Aunque por muchos años no dedicó sino esporádicos esfuerzos a merecer que se lo calificase así, muy desde sus comienzos se lo tuvo por poeta, casi por poeta por antonomasia, y cuando lo conocimos, hacia 1968 o 69, en casa del “loco Puig”, Catamarca entre Humberto Iº y San Juan, fue para todos el poeta Goldar, al que todo libro de poemas debía serle acercado, por lo que fuese: por el azar de un elogio o siquiera de un juicio. Era ya igual a como cupo caracterizarlo en años recientes: amable y a la vez cáustico, pícaro y juguetón a despecho del empaque erudito. Y también, como hasta hace unos días, inmensamente reservado: a gatas sabíamos que trabajaba en el loquero, así como más tarde se supo que lo hacía en un laboratorio. Y no mucho más; o nada más.
Goldar era misterioso y huidizo con ganas, lo que de alguna manera construía en sí el carácter arquetípicamente distante del porteño pretérito; cerrada discreción que, según el canon clásico, se decantaba en sutilezas y en una impecable noción de la amistad, en un compañerismo enigmático y perpetuamente comprensivo.
Judío que callaba serlo sin llegar a negarlo, sus andanzas políticas lo conectaron con exclusivismos muy disonantes con ese origen, en una época y ante una generación en la que el encono prejuicioso era moneda corriente. Agudo izquierdista juvenil terminó adentrándose con fruición de navegante abstraído –y absorto– en las aguas estancadas del revisionismo rosista y no sintió jamás la obligación de explicar esa presunta incongruencia, que acaso no lo era para su índole ahincadamente intelectual, renuente al realismo de los hechos y anclada con ejemplar devoción en el realismo de las ideas. Es cierto, por otra parte, que ningún provecho sacó de sus contradicciones y que sí cosechó de ellas, en cambio, bastantes rechazos y desaires. Entre amigos se ha comentado que ésa fue la razón de su vuelco tardío hacia la poesía, ámbito en el que no obstante el inevitable cortejo de egolatrías y mezquindades, habría encontrado mucho más reconocimiento que en las asperezas anteriores.
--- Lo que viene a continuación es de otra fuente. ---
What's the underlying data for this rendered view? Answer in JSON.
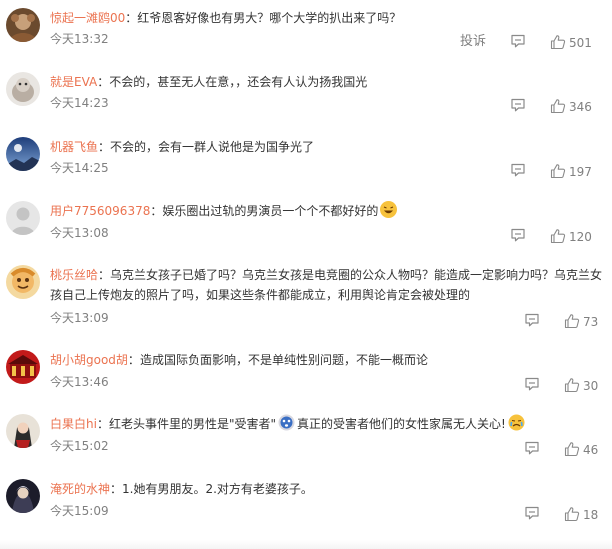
{
  "comments": [
    {
      "name": "惊起一滩鸥00",
      "text": "红爷恩客好像也有男大？哪个大学的扒出来了吗？",
      "time": "今天13:32",
      "likes": "501",
      "report": "投诉"
    },
    {
      "name": "就是EVA",
      "text": "不会的，甚至无人在意，，还会有人认为扬我国光",
      "time": "今天14:23",
      "likes": "346"
    },
    {
      "name": "机器飞鱼",
      "text": "不会的，会有一群人说他是为国争光了",
      "time": "今天14:25",
      "likes": "197"
    },
    {
      "name": "用户7756096378",
      "text": "娱乐圈出过轨的男演员一个个不都好好的",
      "time": "今天13:08",
      "likes": "120"
    },
    {
      "name": "桃乐丝哈",
      "text": "乌克兰女孩子已婚了吗？乌克兰女孩是电竞圈的公众人物吗？能造成一定影响力吗？乌克兰女孩自己上传炮友的照片了吗，如果这些条件都能成立，利用舆论肯定会被处理的",
      "time": "今天13:09",
      "likes": "73"
    },
    {
      "name": "胡小胡good胡",
      "text": "造成国际负面影响，不是单纯性别问题，不能一概而论",
      "time": "今天13:46",
      "likes": "30"
    },
    {
      "name": "白果白hi",
      "text_a": "红老头事件里的男性是\"受害者\"",
      "text_b": "真正的受害者他们的女性家属无人关心!",
      "time": "今天15:02",
      "likes": "46"
    },
    {
      "name": "淹死的水神",
      "text": "1.她有男朋友。2.对方有老婆孩子。",
      "time": "今天15:09",
      "likes": "18"
    }
  ],
  "colors": {
    "name": "#eb7350",
    "text": "#333333",
    "meta": "#808080"
  }
}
De ser esto verdad, sería un motivo añadido y por demás significativo para justificar la gratitud que la poesía nos inspira.
Goldar poeta no cantaba casi, más bien contaba; no invocaba sino que describía y su voz era una voz precisa, voz reconocible de quien no quiere engañar ni engañarse. Buenos Aires estaba siempre atrás de sus desencantos a medio renglón: “Hay bares en la ciudad que me ocasionan encuentros / conversados sobre un proyecto de todos / para vivir decentemente, / hay mesas de sus bares donde los ademanes / de un poeta hablan a gritos por encima de mi risa, / esta risa mía destemplada para que no se oiga, / para que no se piense en los inexpugnables veredictos / que destruyen los minutos de unas manos felices con las mías.” De sus demoras por el Sur rescatamos estas líneas: “Junto a la iglesia de San Pedro Telmo, / lateral y ocultando ventanas cementadas, / sin título en los portones ni marcas que el enrejado enuncie, / está paralela a lo largo de la cuadra la cárcel de mujeres. // Aseguran que es correccional / pero como todos no deben saber si se trata de delitos mayores o menores, / en ocasiones alberga prostitutas, prisioneras políticas, /  domésticas que hurtaron un collar, una pulsera, / o una muchacha que por las noches tomaba anfetaminas para darle al amor un sabor más sofocado…”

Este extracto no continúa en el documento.